Jin discussed the challenges and opportunities of this journey that he and other writers who migrate to another country must face during last week’s Campbell Lecture Series at Rice titled “The Writer as a Migrant.”
Jin said writers like Soviet author Alexander Solzhenitsyn and Chinese author Lin Yutang, who established themselves in their native countries before their emigration to America, feel the need to become spokesmen on behalf of their people.
“Writers from less-developed countries are apt to define themselves in their social roles,” Jin said, “partly because of their guilt for their emigrations to the materially privileged West, and partly because of the education they received in their native lands, where the collective is held above the individual.”
Jin said in these roles, however, Solzhenitsyn’s and Lin’s work did not match the “artistic vigor” of their earlier fiction; it was their lasting literary works, not their social writings, that enabled them to “return” to their homeland.
“Their social functions in their lifetimes have been forgotten, and what remains are only the books secreted from their writing selves,” he said. “Only literature can penetrate the historical, political and linguistic barriers and reach the readership that includes the people of the writer’s tribe.”
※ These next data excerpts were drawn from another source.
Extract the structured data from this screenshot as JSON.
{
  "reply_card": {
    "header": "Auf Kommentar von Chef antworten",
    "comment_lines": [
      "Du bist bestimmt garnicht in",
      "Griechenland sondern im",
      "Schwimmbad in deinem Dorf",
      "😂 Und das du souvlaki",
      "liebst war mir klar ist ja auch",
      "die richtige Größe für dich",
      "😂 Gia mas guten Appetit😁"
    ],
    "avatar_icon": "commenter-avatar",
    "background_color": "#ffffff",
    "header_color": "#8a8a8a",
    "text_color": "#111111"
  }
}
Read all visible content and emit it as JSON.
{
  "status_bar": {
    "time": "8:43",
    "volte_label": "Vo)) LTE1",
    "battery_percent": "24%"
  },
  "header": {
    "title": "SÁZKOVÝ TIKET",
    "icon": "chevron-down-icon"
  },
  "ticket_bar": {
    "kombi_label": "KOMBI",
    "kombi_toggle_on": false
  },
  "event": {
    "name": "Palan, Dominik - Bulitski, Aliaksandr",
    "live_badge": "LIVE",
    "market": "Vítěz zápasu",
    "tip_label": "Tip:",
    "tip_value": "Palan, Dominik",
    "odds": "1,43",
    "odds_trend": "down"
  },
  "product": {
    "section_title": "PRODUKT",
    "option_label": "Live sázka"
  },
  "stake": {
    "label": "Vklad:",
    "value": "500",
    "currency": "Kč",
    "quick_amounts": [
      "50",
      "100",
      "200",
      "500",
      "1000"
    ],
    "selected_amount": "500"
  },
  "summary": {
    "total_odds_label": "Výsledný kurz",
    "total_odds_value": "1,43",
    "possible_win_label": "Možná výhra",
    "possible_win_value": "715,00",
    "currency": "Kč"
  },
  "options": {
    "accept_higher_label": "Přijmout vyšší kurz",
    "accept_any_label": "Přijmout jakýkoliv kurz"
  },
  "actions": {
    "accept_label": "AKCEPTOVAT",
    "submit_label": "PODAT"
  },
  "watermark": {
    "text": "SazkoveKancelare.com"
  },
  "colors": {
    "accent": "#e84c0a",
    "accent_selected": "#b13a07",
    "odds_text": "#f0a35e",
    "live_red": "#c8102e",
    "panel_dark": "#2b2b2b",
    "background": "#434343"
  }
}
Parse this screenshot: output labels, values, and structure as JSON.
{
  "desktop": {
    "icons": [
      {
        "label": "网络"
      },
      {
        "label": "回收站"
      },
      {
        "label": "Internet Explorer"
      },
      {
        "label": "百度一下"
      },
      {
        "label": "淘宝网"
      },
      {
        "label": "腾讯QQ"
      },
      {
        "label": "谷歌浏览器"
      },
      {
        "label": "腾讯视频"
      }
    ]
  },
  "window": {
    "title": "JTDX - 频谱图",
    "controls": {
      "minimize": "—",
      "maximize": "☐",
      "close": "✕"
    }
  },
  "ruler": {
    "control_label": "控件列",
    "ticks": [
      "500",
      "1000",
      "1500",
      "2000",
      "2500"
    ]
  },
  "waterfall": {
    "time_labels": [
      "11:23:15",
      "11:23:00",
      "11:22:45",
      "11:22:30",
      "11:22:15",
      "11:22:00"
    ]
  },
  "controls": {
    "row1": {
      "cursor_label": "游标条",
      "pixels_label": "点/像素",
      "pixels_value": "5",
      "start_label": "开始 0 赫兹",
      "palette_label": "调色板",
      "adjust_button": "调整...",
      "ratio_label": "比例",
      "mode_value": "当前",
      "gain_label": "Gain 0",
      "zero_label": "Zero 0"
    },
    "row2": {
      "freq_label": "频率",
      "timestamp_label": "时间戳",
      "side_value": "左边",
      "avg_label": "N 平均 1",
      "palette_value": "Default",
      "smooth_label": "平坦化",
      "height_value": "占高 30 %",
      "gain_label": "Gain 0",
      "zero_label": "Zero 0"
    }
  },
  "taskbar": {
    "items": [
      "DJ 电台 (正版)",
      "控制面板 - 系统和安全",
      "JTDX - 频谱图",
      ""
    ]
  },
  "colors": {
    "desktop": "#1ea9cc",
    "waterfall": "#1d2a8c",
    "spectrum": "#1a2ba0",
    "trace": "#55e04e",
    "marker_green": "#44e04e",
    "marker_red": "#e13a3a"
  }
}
Migrant writers have another choice in their journey: to write in their native language or in their adopted language. Jin said they already feel guilty about leaving their country but “the ultimate betrayal is to choose to write in another language.”
Jin said it took him a year to decide to write in English, and he did so to survive. He had to compete for university teaching jobs, and writing in English would be best for his family and his future in America.
Both Joseph Conrad, who migrated from Poland to England, and Vladimir Nabokov, who was exiled from Russia, chose to write in English for similar reasons. Jin said despite their “linguistic betrayal,” their literary works helped them become respected figures in their native countries.
Jin said this is because their work is universally translatable — their stories remain meaningful to people regardless of the language into which they are translated.
Migrant writers also have to cope with nostalgia for their homeland, the idea that they’ll someday return and the belief that their writing success is appreciated by the people of their homeland.
Invoking C.P. Cavafy’s poem “Ithaka,” in which Ithaka symbolizes arrival, not return, Jin said, “Since most of us cannot go home again, we have to look for our own Ithakas and try to find ways to get there.”
Jin presented three original lectures for the Campbell series, and they will be compiled into a book to be published by the University of Chicago Press. A video recording of the lectures also will be available in Fondren Library.
The Campbell Lecture Series, established by T.C. Campbell ’34, is an annual public event where an esteemed literary figure or artist presents new ideas that advance the study of literature and art.